There are some situations, though, where it is very important to have low expression and low noise: for example, where a cell needs at least a few copies of a protein, but can’t tolerate too many. For most promoters, low levels of expression mean high noise, which in turn means there will be some cells that lack this key protein entirely. But a new study out in PLOS Biology shows one way that a promoter can have the best of both worlds.
In this study, Carey and coworkers examined the noisiness of sixteen different naturally occurring promoters in the yeast S. cerevisiae, controlled by the TF Zap1p. This is a great system because the activity of Zap1p is determined by the concentration of zinc in the medium. This means the authors were able to look at the noisiness of these promoters under a broad range of gene activities.
Their research yields a treasure trove of information about the noisiness of these promoters at varying levels of expression. As we might predict, noise decreased at most (11/13) of the reporter genes as more active Zap1p was around. This makes sense, as cell to cell variability will decrease as genes are turned on more often. Higher burst frequency means less noise.
The opposite was true for most (2/3) of the reporters repressed by Zap1p. As more Zap1p was around, transcription of the reporter gene became less frequent, which meant that the noise effects became more prominent.
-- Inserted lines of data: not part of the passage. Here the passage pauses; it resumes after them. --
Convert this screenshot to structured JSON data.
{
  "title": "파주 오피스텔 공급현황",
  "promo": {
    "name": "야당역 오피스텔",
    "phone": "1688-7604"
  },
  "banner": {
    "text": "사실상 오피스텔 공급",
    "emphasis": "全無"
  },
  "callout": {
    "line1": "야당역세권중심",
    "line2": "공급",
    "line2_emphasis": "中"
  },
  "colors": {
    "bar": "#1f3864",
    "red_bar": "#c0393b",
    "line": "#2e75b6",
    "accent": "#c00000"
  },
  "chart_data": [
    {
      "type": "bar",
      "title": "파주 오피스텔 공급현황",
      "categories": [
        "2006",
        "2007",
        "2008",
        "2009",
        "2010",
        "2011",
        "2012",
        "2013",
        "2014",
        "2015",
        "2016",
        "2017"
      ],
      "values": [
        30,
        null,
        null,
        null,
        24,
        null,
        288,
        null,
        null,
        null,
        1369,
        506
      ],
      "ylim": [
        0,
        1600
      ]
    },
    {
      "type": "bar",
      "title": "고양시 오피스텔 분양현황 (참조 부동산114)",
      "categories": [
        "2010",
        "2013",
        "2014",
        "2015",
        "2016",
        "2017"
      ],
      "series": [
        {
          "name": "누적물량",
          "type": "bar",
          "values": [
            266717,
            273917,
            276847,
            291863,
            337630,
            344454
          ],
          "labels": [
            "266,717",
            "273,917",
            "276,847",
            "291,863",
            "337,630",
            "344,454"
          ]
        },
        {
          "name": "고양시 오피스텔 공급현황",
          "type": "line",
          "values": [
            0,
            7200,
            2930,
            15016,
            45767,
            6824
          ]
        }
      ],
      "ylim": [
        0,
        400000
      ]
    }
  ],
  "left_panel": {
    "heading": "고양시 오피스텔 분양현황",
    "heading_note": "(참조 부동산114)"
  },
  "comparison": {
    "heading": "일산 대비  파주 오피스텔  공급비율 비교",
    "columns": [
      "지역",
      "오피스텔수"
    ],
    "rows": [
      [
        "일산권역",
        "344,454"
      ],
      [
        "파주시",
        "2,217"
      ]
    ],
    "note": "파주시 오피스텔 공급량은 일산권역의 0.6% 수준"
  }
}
One of the more interesting findings in this study focused on an exception to this rule. The ZRT2 promoter showed a bimodal expression pattern, as it was activated at low levels of zinc and repressed at high levels. What makes it so interesting is that its noise level stays fairly constant.
As the zinc concentration increases and activity goes up, the noise goes down. This is what we would expect. But when zinc levels get high enough so that the gene is repressed, the noise levels do not increase. They stay similar to the levels seen with the activated gene.
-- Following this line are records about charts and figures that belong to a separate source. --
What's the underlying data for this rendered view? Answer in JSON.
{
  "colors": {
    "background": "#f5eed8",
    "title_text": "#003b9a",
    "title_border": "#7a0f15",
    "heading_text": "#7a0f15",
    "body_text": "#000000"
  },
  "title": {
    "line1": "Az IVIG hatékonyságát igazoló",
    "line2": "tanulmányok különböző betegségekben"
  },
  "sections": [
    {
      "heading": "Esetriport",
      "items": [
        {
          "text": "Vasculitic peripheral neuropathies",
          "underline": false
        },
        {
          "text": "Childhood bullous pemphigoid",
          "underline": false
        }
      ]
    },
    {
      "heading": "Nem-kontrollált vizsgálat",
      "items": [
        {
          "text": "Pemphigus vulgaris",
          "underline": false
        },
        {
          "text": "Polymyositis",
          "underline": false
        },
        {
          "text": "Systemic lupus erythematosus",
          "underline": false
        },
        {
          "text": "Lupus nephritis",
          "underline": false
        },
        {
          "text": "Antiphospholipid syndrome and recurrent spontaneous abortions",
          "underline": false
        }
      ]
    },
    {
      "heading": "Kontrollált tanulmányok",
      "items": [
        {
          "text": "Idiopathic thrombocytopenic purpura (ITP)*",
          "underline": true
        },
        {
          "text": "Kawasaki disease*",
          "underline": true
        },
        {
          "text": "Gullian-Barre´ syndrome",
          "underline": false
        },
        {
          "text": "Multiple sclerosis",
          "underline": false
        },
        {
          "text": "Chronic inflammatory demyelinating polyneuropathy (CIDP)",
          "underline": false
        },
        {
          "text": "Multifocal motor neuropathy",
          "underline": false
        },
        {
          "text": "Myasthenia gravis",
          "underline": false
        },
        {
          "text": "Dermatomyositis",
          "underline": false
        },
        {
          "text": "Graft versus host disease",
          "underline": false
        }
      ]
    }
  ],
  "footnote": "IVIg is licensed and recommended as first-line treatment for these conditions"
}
The authors show that this promoter is repressed differently than the other two repressed promoters, ADH1 and ADH3. These promoters are repressed by decreasing the burst frequency: they fire less often when repressed. In contrast, the ZRT2 promoter fires at the same activated rate when repressed, but yields less protein with each firing: repression decreases burst size.
So this is how a cell can manage to get a gene turned on at low levels more or less uniformly through a cell’s population. If it can create a situation where the gene fires a lot but very little protein is made with each firing, then the cell will have relatively constant but low levels of that protein.
This study also provides a new tool for dissecting how a TF affects the expression of a gene. If a repressor decreases expression without an increase in noise, then it is probably affecting burst size. If on the other hand the noise goes up as expression goes down, then the repressor is affecting burst frequency.